I spent several years ignoring this diagnosis. I purposely governed myself in doctors appointments like a little kid watching a scary movie through barely open fingers over their face. When I would stand on the scale I kept my eyes on the cheap art on the walls.

Out of sight… out of mind.

But I remember when I first time I really “saw” this diagnosis. There I was on the crinkly paper in the ER, my husband on a chair across from me playing some game on his phone. My kids home with my Mom as I once again had to go to the ER for a strange stomach pain I was having. By this time we were used to these visits as they happened yearly.

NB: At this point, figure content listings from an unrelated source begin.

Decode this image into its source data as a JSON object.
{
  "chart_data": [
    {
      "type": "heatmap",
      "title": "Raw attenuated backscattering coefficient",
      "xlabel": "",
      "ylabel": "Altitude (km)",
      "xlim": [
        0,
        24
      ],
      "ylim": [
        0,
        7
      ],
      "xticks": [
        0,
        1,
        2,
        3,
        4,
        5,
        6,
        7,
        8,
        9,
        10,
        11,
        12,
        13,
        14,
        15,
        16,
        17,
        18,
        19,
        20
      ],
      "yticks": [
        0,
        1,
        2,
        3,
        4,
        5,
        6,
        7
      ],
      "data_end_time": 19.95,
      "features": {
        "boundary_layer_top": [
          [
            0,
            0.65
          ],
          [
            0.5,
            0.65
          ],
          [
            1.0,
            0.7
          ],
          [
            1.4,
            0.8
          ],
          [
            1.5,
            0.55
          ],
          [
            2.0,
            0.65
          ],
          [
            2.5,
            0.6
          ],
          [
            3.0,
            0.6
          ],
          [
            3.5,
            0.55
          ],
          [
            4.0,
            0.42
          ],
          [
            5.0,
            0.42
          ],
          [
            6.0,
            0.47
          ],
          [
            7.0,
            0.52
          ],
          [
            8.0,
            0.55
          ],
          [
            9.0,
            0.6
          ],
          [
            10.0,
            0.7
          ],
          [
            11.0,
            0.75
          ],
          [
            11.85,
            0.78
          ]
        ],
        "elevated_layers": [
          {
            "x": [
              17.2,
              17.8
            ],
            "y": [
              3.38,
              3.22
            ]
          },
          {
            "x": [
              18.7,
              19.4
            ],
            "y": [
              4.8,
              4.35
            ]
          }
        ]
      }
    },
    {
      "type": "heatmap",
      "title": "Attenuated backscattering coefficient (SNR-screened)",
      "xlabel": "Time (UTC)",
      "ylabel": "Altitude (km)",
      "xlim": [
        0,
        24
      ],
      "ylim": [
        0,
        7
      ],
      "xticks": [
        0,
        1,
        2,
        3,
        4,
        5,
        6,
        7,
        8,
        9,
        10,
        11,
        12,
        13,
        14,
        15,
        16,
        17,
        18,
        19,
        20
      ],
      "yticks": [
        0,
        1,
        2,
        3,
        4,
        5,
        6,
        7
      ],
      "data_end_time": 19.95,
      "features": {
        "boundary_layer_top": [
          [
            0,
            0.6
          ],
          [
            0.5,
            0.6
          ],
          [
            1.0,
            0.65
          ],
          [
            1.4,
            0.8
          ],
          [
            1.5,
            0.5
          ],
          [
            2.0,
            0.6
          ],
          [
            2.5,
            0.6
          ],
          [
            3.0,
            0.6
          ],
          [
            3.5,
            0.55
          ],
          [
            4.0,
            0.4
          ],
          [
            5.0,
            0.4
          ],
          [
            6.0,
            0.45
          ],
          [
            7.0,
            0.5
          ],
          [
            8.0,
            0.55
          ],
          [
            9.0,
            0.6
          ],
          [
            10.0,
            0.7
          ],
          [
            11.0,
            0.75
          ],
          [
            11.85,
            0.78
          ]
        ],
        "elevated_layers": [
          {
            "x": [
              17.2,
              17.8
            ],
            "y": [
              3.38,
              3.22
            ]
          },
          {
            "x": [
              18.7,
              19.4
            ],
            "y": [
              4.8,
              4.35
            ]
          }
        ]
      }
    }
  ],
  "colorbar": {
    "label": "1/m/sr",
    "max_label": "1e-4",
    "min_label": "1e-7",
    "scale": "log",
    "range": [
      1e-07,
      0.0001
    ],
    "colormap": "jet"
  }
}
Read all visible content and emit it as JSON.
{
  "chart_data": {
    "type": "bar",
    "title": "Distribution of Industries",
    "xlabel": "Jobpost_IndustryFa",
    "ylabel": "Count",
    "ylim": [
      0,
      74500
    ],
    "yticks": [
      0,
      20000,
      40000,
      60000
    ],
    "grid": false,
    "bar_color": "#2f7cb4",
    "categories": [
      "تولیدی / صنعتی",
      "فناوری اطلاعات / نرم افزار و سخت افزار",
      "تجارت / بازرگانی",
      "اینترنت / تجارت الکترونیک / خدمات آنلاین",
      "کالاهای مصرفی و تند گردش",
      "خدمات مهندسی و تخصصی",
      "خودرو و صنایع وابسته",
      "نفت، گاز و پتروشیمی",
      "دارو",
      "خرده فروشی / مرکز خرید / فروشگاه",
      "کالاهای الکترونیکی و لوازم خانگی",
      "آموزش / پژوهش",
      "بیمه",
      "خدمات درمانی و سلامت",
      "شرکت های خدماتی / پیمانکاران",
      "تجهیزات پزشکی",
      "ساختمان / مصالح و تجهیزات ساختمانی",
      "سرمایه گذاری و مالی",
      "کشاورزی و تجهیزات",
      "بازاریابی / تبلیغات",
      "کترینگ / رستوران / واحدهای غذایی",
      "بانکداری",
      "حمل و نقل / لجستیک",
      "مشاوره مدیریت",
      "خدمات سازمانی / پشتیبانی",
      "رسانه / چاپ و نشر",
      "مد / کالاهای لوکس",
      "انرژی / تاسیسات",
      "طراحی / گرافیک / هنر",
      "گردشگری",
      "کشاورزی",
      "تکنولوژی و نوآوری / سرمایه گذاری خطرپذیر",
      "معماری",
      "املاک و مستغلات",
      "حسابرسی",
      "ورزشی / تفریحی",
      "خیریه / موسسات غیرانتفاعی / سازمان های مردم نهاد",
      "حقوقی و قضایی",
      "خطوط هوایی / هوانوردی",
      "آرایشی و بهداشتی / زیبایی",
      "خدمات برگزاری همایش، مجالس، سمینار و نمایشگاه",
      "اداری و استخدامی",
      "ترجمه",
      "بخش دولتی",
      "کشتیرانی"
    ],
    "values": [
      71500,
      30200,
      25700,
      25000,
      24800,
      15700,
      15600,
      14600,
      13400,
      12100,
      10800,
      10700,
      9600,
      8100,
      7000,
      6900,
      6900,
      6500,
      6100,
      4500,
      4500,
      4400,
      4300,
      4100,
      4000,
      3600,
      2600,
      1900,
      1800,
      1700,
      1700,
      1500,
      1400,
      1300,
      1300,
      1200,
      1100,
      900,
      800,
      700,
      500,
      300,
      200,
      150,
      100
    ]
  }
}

I’d get this unbearable pain and end up in the ER. They would run tests but they always came back just fine and I would simply be sent home with pain pills to ride out the storm.

Only this time I wasn’t handed just a prescription.

I was 37 years old with a busy job, three kids at home waiting on me and I was handed a CT that showed “something” on my pancreas.

“We aren’t sure what it is” the young doctor told us jolting both my husband and I up. “It’s most likely nothing” he quickly smiled. “Due to your (cue kind doctor averting his eyes from my eyes) weight it is likely a fat deposit, but we need you to have it checked out to see what it is”.

Of course a young Mom heard nothing of that after he said there was something on my pancreas. I instantly was scared.

What followed next was a few months of a lot of fear and a referral to a hospital for a procedure to put me under and check my pancreas.

It turned out to be nothing… a fat deposit around this “morbidly obese” female pancreas.

But That was it. I had enough of that diagnosis. It was time for the medical community to know me for something else.

So fast forward two years to yesterday. Same hospital, only this time my husband and I were there for a routine visit again to try and solve my mystery stomach pains. I had not been to this hospital since my procedure.

The nurse sat down at the computer and pulled up my electronic medical record. Only this time I didn’t look at the cheap art. No way… I was at the edge of my seat looking over her shoulder. Did I finally lose the dreaded label?

Up came the screen… my diagnoses on the right side listed in order. And of course the first one was that damn label.

We meet again… damn “Morbid obesity”.

Only this time the nurse looked at it… looked at me and said “Wow… well this needs to be fixed!”

I don’t think that nurse knew that the sound of her back space on her keyboard was probably the best sound I have heard in a long time.

I sat there watching each letter of “Morbid obesity” disappear on the screen. In its place was typed “Large volume weight loss” and beneath it “Morbid obesity, resolved”.

131 pounds lost… 36.7 percent of my former self gone. The red “morbid obesity” part of the BMI chart not even close to the pleasant green color I now fell in.

RESOLVED.

Now That’s one label I’ll never forget.